Alors, avant de boucler vos valises (ou de prolonger votre séjour, ce qui serait bien plus malin), voici quelques vérités majorquines à emporter avec vous — comme des coquillages, mais en moins encombrant :
- Ne parlez pas de « l’île de Majorque » : c’est Majorca pour les Anglais, Mallorca pour les Espagnols et les Catalans, et Mallorqua pour les puristes locaux. Prononcez mal, et on vous repérera à trois kilomètres.
- Le fiesta n’est pas une option : si vous tombez sur la Festa de Sant Sebastià à Palma (janvier) ou la Fira de Sóller (mai), préparez-vous à danser jusqu’à l’aube au son des xeremies (cornemuses locales) et à boire du gin de Majorque — une spécialité qui date de l’occupation britannique au XVIIIe siècle.

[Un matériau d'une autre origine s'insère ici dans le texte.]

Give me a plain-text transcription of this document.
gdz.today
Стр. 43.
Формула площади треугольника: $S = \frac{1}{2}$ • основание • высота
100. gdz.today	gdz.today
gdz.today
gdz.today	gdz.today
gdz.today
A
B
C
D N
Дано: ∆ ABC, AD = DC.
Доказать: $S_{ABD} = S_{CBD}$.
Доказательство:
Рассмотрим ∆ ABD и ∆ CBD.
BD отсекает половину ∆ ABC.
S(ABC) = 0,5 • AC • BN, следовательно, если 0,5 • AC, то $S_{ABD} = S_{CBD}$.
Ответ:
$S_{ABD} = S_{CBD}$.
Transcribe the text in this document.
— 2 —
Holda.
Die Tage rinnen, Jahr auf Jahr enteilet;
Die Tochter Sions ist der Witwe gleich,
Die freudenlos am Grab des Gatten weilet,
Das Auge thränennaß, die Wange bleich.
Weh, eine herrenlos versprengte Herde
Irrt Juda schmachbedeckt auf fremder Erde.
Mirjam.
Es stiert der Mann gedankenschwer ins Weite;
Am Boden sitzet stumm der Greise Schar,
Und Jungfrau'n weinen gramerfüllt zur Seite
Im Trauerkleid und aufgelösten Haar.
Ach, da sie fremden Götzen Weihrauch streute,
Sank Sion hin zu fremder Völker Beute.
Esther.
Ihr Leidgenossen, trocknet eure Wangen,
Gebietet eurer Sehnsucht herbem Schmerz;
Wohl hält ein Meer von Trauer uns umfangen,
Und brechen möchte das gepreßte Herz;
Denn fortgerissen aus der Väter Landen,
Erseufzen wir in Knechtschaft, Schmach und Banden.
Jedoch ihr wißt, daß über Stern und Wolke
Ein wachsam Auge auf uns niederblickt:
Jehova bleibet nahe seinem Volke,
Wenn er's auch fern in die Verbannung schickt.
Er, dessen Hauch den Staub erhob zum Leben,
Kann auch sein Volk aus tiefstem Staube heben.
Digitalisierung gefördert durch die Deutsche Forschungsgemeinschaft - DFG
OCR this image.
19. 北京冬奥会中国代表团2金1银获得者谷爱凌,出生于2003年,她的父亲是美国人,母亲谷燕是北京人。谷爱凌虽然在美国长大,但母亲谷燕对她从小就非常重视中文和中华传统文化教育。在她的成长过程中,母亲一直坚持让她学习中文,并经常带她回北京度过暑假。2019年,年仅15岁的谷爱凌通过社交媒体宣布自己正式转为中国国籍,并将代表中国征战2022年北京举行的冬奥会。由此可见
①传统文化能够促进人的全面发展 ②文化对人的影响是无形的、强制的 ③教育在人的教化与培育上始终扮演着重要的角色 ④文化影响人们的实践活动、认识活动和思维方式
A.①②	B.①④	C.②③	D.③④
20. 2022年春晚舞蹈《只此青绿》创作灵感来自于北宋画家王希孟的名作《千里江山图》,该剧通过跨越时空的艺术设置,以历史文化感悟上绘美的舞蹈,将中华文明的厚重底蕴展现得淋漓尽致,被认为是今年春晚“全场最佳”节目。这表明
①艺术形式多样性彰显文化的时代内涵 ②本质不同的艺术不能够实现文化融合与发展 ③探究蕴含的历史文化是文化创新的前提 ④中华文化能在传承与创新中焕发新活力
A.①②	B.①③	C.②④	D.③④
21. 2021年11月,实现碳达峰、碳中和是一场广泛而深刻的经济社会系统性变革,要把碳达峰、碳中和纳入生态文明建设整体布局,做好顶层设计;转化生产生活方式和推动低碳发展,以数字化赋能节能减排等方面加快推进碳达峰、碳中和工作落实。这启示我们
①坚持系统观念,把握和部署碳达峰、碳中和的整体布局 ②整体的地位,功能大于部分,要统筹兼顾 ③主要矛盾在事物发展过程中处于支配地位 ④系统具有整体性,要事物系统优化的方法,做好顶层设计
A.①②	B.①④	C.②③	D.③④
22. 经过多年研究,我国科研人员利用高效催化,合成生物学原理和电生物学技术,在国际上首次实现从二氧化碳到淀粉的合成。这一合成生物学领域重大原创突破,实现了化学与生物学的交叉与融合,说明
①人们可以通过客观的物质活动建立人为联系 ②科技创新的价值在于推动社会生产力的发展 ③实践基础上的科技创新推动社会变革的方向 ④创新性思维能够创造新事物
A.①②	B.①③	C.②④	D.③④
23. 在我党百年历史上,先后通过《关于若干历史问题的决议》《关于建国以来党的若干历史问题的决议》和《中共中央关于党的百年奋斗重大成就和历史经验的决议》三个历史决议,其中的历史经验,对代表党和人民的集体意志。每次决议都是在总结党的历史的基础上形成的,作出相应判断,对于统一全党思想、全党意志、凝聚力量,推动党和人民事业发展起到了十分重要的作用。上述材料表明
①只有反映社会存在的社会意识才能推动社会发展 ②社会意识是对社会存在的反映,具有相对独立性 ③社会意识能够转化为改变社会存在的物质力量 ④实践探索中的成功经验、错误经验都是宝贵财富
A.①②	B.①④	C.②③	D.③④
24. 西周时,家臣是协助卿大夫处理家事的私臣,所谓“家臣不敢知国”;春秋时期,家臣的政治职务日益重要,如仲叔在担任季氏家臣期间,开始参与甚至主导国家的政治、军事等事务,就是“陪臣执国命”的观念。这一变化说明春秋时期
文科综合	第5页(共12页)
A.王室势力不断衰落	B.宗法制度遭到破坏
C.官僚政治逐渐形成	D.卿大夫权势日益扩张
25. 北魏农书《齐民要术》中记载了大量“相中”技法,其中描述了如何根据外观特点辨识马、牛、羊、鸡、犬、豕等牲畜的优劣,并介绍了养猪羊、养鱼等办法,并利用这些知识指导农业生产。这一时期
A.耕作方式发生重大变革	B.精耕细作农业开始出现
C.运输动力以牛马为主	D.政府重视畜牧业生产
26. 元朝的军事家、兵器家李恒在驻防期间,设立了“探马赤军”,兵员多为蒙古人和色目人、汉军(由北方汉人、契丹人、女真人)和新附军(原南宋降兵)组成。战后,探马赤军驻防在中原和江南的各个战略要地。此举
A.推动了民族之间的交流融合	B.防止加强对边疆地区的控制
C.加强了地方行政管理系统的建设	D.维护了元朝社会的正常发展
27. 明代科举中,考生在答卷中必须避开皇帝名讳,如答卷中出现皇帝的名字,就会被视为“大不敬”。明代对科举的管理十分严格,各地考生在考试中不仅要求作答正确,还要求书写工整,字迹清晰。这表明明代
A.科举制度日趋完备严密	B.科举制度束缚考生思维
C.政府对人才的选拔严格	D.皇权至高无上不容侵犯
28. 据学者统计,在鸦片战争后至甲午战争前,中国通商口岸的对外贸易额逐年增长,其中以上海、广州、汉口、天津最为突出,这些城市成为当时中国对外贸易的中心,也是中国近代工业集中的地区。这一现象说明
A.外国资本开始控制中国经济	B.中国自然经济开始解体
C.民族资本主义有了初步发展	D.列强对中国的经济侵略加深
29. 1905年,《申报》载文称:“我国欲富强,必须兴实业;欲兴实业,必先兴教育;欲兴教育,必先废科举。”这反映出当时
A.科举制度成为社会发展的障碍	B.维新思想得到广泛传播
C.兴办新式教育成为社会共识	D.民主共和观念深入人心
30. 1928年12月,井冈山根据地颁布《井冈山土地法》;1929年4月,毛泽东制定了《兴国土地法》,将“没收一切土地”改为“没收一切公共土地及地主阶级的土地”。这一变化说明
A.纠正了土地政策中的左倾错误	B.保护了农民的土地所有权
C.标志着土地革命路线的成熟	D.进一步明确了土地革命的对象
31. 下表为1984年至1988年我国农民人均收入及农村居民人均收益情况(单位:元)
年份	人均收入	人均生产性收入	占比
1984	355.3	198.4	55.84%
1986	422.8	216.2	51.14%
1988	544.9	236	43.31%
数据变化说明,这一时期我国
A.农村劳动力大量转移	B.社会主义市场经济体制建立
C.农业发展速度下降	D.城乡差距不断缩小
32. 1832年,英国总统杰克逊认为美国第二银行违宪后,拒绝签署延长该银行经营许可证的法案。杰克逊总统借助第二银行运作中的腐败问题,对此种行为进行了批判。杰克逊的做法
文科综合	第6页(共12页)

- Les Majorquins mentent (par omission) sur leurs plages préférées : ils vous enverront volontiers à Es Trenc… mais gardent jalousement les criques comme Cala Llombards ou Cala s’Almunia pour eux. Pour les trouver, il faut demander trois fois — et offrir une bière en échange.
- L’artisanat local n’est pas folklo : une vraie síndrome majorquine (une couverture en laine tissée à la main) ou un treball de llatra (des sandales en cuir tressé) coûtent cher, et c’est normal. Elles sont faites pour durer 20 ans, pas pour finir en photo Instagram.
- Le dernier mot revient toujours à la mer : que vous partiez en emportant un sac de sel de Ses Covetes (les marais salants de Campos) ou une bouteille d’huile d’olive de Son Moragues, souvenez-vous que Majorque est une île avant tout. Et les îles, comme les bonnes histoires, ont toujours deux faces : celle qu’on vous montre, et celle qu’il faut deviner.